Properly disposing of trash and recycling can help marine life. However, one aspect most people do not consider is “How sustainable is the fish we eat?” Making smart consumer choices have an indirect impact on sea turtles and other marine life.
Shut off the lights! Artificial lights — including flashlights, cell phones, and fires — are detrimental to sea turtles. Beaches with lights discourage adult turtles from laying nests and cause hatchlings to crawl the wrong direction and perish. Indian River County adopted regulations that provide protections to sea turtles and restrict beachfront lighting from March 1st to October 31st. Section 932.09 of the County Code of Ordinances (Ord.
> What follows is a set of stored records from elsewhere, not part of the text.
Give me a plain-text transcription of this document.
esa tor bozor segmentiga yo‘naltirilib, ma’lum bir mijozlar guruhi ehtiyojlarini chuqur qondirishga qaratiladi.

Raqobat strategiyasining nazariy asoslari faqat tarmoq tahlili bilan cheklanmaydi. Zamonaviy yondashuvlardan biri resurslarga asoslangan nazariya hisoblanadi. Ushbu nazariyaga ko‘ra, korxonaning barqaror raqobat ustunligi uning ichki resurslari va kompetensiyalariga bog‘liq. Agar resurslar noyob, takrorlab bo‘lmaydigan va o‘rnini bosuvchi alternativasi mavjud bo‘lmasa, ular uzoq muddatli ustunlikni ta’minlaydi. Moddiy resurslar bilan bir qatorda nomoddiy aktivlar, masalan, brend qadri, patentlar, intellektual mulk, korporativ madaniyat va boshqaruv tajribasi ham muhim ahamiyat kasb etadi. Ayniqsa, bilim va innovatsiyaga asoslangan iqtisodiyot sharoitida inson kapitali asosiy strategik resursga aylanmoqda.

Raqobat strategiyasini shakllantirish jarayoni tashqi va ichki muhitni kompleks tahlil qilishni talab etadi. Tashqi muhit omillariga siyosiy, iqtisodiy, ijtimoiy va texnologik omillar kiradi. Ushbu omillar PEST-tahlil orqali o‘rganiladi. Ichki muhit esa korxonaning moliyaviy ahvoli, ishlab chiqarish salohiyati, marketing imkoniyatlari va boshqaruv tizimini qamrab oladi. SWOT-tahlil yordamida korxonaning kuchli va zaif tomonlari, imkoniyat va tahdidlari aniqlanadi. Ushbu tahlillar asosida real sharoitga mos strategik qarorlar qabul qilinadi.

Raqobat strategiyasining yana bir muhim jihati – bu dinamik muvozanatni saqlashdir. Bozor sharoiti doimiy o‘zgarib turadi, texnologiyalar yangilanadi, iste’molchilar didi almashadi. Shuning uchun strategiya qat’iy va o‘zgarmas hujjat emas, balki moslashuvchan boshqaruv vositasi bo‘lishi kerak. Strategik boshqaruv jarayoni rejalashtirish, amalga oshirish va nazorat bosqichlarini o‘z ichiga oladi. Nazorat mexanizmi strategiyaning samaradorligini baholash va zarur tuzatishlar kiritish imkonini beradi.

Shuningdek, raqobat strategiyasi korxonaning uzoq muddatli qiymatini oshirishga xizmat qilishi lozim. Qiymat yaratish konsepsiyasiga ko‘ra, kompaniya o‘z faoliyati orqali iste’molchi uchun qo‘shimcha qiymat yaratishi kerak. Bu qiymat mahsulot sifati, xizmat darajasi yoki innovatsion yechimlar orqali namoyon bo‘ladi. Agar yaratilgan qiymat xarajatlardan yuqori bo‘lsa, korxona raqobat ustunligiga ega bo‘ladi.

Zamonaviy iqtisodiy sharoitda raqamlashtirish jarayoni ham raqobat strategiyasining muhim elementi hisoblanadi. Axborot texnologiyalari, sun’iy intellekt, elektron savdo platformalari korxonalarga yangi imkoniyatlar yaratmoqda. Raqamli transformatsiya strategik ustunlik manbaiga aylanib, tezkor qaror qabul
No. 90-16) set forth parameters for artificial lighting, including the following requirements:
“…Floodlights shall be prohibited… pole lights shall be shielded… Low-profile downward directed luminaries, with shields if necessary, shall be used in parking lots, and such lighting shall be positioned so that no light directly or indirectly illuminates the beach…. Lights illuminating buildings or associated grounds for decorative or recreational purposes shall be shielded or screened such that they do not directly or indirectly illuminate the beach, or turned off after 9:00 p.m. during the period from March 1 to October 31 of each year.”
It takes about 25 to 30 years for a turtle to grow to a reproductive size. Once ready, the females return to the same beaches they hatched from. Since the passing of the Endangered Species Act in 1973, sea turtle populations have started to recover but still have a long road ahead before we see stable population numbers.